フィリピンでは、ガソリンを燃料とする既存三輪タクシー(トライシクル)が生活者の移動手段として定着しており、同国内に350万台以上存在する。そのため、大気汚染問題が深刻化し、フィリピン政府は排気ガスを出さない10万台の電動三輪タクシーの導入を推進しつつある。また、同様に他の東南アジア諸国でも電動車両の普及に向けた機運が高まっている。
しかし、フィリピンの三輪タクシードライバーは低所得者層に位置づけられ、電動三輪タクシーを購入したくても与信審査が通らないという現状が存在する。 GMSは、そのような問題を解決すべく、フィリピン内において安心して車両を貸し出せる、与信審査が不要な電動車両提供サービスの展開を目指している。
GMSでは、車両に搭載するだけで遠隔からの走行制御を可能にするモビリティークラウドコネクティングシステムを開発し、車両の現在位置の把握や、利用料金の支払いに滞りが生じた際に走行を遠隔で停止させることなどが可能なモビリティサービスの実証実験を、2014年9月から2015年1月にマニラ首都圏にて行った。その後、フィリピンの有力なインフラ企業や三輪タクシー組合、フィリピン最大都市である ケソン市と、このサービスを搭載した電動車両の大量導入に関する合意締結を結び、今春からビジネスを展開していく。

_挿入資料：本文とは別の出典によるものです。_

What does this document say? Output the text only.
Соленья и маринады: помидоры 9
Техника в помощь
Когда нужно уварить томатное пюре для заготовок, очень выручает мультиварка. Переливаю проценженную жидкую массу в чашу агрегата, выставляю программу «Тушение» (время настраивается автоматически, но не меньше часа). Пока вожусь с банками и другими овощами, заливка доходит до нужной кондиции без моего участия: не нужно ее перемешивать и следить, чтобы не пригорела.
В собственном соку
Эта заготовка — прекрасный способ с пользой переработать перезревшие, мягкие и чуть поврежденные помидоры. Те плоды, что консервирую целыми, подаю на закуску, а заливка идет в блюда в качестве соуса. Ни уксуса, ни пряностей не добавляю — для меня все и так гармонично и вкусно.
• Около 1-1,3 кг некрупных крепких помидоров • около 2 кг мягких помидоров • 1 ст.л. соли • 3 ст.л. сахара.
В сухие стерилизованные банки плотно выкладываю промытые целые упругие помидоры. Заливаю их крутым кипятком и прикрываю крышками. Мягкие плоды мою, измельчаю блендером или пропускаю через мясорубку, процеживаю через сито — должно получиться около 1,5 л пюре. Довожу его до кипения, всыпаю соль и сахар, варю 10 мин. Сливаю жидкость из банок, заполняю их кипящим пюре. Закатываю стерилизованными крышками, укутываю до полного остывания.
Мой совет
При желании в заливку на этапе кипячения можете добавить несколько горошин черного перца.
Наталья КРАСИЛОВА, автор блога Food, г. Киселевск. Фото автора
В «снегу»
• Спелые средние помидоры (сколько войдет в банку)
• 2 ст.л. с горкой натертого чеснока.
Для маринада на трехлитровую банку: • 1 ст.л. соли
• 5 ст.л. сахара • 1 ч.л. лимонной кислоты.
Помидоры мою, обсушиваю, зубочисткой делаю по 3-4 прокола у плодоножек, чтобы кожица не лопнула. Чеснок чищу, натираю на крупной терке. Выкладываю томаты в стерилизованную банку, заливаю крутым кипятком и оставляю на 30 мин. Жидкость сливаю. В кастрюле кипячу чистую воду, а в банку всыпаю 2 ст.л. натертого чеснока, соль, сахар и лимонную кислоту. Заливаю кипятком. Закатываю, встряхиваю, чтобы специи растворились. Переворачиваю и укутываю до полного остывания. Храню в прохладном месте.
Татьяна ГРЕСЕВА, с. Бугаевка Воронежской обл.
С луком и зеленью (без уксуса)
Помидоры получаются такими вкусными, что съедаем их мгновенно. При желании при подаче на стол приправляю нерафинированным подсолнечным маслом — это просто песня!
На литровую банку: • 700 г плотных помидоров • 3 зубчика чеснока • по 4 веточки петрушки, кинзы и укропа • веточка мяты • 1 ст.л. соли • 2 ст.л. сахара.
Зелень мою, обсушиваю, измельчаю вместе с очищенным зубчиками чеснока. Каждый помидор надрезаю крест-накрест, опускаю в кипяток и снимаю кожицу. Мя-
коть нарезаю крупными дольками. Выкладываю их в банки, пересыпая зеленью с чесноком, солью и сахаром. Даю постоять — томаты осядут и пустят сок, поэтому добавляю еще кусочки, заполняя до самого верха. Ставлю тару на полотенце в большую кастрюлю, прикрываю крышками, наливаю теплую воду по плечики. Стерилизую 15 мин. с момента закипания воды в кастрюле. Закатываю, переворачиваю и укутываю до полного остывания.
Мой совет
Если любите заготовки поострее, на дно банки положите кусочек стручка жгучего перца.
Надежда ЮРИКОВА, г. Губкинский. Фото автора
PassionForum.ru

今回、GMSのモビリティサービスと、富士通の位置情報活用クラウドサービス「SPATIOWL」を連携させることで、バッテリーの残量や使用年数から導き出した残りの走行可能距離や最適な給電スポットの情報をドライバーに知らせるサービスなどを提供することで、電池切れのリスクを回避することができ る。また、SPATIOWLに蓄積される電動三輪タクシーの走行データ、バッテリー状態情報、道路整備状況や気候などの情報を用いて、道ごとの電力消費率を表す電費マップを作成し、電力消費の少ないルートを案内することも可能になる。さらに、バッテリーの状態変化や、モーターの回転数といった車両状態の情報を蓄積することで、経年劣化を抑える使い方や、車両故障を未然に予知する分析なども行えるようになる。
これにより、GMSと富士通は、電動三輪タクシーの利便性向上に加え、電動三輪タクシー自体の品質向上にも寄与していく。電動三輪タクシーの普及促進につながるサービスを提供することで、フィリピンの大気汚染の改善や、安価な電気を利用することによるタクシー組合の利益向上を実現していく(15年4月9 日のグローバルモビリティサービスのプレスリリースより)。